The S.O.B. comes home drunk on Halloween night after Michael already paid a visit to his wife. Following a mysterious sound in the basement, John discovers his wife’s body in the washing machine just before Myers reveals himself (again with the dramatic timing). Michael impales John, carries him across the room and shoves him into some kind of electrical outlet. Taking the charge himself, Michael stands there as his victim twitches until his whole body explodes! Siding with mass murderers might not be recommended as a general rule, but in this case Michael Myers probably had the right idea.
2. The Paramedic (Halloween: H20)
Halloween: H20 reinvigorated the franchise two decades after the first film debuted. It was a big deal because it marked the return of Jamie Lee Curtis as Laurie Strode. At the same time, plenty of franchise fans were disappointed that this movie and its sequel disregarded everything but the first two films. Still, the sequel presented a realistic look at what it would be like for Laurie Strode – now going by Keri Tate – as she tries to make a life for herself after the all-time worst Halloween experience.

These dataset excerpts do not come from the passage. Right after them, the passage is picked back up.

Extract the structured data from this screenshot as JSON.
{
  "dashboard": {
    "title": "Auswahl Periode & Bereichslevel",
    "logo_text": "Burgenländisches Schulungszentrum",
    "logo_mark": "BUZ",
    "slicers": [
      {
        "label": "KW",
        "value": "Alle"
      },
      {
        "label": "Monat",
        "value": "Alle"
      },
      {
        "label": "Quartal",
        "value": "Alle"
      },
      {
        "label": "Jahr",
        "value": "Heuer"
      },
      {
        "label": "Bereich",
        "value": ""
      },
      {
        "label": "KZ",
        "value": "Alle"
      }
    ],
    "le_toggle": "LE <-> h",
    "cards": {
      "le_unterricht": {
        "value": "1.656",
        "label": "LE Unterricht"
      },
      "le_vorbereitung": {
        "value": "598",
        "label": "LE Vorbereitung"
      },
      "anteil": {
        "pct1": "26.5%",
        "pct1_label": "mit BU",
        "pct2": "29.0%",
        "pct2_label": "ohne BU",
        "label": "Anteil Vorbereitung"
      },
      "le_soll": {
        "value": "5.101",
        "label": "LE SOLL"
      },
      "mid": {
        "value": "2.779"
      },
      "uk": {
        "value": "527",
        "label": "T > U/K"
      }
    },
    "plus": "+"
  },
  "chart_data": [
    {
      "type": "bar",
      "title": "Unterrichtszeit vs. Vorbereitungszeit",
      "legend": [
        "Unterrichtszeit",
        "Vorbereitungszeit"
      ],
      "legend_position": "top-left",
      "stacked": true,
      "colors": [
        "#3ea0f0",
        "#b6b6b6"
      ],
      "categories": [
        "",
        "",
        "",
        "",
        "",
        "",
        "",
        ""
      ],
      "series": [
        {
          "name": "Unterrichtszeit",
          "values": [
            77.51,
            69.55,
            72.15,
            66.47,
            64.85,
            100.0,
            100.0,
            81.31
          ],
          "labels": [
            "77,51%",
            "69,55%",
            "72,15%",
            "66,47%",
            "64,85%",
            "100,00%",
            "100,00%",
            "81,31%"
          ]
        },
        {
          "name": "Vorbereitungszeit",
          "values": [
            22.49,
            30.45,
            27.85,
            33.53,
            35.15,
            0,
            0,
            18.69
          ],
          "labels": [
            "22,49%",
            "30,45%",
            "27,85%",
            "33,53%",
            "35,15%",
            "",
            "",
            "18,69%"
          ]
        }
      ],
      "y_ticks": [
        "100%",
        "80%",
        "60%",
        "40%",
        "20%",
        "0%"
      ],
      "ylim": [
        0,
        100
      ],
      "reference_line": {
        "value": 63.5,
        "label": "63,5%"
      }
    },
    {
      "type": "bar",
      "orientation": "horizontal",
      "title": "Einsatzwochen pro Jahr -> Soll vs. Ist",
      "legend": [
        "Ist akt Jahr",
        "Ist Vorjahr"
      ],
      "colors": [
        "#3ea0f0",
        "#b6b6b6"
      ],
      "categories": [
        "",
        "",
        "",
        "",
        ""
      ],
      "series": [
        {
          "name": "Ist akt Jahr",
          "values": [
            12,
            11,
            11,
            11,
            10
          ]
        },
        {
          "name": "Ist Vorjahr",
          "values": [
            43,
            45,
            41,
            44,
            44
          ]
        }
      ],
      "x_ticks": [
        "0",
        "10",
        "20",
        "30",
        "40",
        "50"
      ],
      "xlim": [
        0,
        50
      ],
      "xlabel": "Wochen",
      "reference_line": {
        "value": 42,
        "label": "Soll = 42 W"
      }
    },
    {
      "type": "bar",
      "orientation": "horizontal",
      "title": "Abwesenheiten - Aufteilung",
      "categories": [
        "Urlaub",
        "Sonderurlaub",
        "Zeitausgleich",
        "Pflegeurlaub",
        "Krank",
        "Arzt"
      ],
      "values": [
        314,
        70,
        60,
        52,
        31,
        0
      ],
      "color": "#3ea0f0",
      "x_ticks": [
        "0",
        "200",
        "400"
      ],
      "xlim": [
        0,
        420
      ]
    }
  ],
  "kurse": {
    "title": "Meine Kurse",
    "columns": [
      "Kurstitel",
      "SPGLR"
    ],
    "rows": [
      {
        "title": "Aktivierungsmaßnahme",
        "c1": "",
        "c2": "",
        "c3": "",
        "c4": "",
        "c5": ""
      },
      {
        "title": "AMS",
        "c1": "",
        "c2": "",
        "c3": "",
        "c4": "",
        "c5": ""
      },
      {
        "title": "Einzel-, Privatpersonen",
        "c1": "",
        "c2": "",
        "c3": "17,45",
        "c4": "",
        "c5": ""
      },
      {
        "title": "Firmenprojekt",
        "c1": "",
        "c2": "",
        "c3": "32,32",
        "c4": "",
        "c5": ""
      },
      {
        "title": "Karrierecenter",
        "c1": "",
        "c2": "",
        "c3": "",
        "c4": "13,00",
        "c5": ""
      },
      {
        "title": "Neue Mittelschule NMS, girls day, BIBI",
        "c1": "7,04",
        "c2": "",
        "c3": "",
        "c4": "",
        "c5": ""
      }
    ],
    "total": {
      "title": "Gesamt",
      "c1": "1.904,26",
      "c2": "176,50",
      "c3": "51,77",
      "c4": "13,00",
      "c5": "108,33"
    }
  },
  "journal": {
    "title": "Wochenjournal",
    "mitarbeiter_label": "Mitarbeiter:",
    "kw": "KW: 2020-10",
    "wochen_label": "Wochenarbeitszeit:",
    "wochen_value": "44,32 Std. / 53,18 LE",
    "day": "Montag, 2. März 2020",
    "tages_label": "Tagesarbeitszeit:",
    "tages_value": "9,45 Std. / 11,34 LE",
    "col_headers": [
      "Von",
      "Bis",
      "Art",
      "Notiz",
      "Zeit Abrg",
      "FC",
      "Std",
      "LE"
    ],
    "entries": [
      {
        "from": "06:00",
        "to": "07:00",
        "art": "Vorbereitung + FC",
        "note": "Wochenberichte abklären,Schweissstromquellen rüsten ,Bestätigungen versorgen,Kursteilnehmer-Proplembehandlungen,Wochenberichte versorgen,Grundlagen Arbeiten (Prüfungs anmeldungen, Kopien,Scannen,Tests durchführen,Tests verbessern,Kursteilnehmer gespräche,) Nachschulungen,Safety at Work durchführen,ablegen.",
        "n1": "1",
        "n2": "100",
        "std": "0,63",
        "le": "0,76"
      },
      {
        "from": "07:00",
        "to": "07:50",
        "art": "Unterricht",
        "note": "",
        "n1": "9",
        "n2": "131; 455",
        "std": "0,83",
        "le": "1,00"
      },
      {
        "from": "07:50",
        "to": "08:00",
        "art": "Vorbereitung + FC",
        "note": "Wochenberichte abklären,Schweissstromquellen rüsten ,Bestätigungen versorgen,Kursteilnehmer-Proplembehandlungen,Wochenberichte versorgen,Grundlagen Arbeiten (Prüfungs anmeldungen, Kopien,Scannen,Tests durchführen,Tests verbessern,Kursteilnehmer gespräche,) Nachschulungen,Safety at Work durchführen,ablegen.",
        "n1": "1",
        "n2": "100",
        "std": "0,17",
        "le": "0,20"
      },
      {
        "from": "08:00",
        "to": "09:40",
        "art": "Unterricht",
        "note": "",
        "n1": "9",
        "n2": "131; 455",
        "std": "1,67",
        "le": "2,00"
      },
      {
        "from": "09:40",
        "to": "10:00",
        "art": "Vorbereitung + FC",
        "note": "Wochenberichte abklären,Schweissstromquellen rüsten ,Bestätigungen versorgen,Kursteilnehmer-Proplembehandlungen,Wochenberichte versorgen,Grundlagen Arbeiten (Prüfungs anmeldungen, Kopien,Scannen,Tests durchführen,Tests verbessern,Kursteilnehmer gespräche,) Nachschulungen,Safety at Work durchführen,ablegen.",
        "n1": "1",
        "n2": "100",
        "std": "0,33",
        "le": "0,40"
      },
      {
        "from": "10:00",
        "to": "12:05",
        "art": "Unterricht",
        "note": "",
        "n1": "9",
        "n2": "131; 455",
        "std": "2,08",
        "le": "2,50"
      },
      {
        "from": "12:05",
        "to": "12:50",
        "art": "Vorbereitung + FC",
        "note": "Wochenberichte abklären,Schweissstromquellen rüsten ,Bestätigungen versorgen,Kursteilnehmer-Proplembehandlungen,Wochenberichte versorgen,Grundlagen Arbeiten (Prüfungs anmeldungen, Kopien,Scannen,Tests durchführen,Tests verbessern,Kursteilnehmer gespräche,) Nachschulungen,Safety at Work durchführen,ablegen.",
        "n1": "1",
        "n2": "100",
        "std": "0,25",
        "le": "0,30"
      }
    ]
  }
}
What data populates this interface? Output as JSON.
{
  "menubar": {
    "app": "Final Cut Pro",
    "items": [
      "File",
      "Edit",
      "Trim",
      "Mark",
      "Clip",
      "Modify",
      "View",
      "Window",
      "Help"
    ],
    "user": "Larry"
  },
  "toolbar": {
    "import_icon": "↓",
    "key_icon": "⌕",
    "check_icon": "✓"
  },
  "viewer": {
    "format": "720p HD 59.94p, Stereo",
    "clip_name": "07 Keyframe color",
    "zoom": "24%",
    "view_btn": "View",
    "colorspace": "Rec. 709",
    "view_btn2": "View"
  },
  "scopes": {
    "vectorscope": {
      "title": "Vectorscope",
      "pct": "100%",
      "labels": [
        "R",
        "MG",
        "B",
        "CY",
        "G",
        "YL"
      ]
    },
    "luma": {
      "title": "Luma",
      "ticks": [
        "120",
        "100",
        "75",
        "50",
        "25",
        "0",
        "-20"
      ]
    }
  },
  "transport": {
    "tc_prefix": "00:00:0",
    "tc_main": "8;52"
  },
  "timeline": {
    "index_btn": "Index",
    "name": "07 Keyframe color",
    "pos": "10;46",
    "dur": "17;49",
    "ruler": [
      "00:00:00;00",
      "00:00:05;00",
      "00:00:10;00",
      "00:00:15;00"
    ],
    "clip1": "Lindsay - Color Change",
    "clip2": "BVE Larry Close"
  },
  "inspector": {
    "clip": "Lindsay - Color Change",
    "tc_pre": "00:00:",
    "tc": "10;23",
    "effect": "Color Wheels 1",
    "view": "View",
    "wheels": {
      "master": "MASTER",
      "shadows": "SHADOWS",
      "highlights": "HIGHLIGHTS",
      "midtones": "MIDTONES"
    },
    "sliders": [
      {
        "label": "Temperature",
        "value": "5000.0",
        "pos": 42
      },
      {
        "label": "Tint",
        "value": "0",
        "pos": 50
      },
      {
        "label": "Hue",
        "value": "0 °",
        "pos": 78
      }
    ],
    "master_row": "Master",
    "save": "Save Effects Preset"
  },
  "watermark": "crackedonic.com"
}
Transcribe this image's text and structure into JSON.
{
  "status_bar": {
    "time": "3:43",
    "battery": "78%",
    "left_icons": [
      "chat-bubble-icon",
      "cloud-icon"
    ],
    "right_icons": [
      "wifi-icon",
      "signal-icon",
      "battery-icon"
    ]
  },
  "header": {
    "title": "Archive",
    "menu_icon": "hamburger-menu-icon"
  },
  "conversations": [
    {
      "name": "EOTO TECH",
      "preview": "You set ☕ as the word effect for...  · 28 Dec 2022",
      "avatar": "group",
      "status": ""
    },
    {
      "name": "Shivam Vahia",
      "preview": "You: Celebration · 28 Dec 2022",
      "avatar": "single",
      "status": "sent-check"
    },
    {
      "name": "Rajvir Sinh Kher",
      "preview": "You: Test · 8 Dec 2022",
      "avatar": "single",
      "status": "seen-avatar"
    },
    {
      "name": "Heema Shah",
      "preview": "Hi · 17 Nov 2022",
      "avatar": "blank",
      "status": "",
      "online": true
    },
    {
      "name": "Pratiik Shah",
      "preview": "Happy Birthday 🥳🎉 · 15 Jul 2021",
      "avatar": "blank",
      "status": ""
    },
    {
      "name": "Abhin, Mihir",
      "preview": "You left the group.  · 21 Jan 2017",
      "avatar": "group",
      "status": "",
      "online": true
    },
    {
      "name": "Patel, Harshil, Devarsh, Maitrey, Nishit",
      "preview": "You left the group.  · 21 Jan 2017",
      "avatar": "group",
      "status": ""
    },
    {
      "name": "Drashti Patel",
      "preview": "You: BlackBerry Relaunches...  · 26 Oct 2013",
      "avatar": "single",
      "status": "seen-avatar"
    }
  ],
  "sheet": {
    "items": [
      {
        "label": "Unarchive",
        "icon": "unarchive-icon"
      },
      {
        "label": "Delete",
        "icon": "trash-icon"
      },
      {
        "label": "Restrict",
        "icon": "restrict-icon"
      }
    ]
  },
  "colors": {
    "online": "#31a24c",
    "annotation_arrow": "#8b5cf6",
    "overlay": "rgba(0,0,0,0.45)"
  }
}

Laurie soon discovers that she’s in for another rough October 31st as her brother returns to kill her and her 17-year-old son John. After killing some of John’s friends and Laurie’s boyfriend, the siblings begin an epic game of cat and mouse that ends with Laurie hijacking the ambulance holding Michael’s seemingly unconscious body. After they go off the road, Laurie confronts her trapped brother, thinks about showing mercy for about a second and then chops his head clean off with a fire axe.
Or so she thinks. As we learn in Halloween: Resurrection, the man in the Michael Myers mask was actually a paramedic that the murderer switched places with. So, while Michael might not have actually killed the paramedic, he did set him up to die and also damaged Laurie so badly that she herself wound up in an institution, carrying on the family tradition. It just goes to show that, for Michael, the kill isn’t always good enough. He wants them to suffer.
1. Laurie Strode (Halloween: Resurrection)
Laurie lived for three years in that asylum before her brother paid her a final visit. In the beginning of Halloween: Resurrection, we see her looking pretty rough, though smartly hiding her medication away in a stuffed animal. When Michael finally does show up, she’s ready, having done some planning of her own for just such an occasion.
Laurie leads Michael up to the roof where he walks right into a snare trap. After some pretty big talk about not being afraid of him, Laurie needs to make sure she’s killing the right guy this time, so she moves to check his mask, but that’s all the leeway Michael needs. Moments later he grabs her wrist, the rope snaps and both of them tumble over the side of the building. Michael holds on to the edge, which swings Laurie right into him and his awaiting knife.
In case you were wondering, yes, after 20-some-odd years of waiting and planning, the world’s most nefarious masked killer fell for a Looney Tunes trap and then literally stabbed his target in the back. Michael probably loved the symbolism, but it could have used a huge dose of style and theatricality. He didn’t even trick anyone with a silly costume!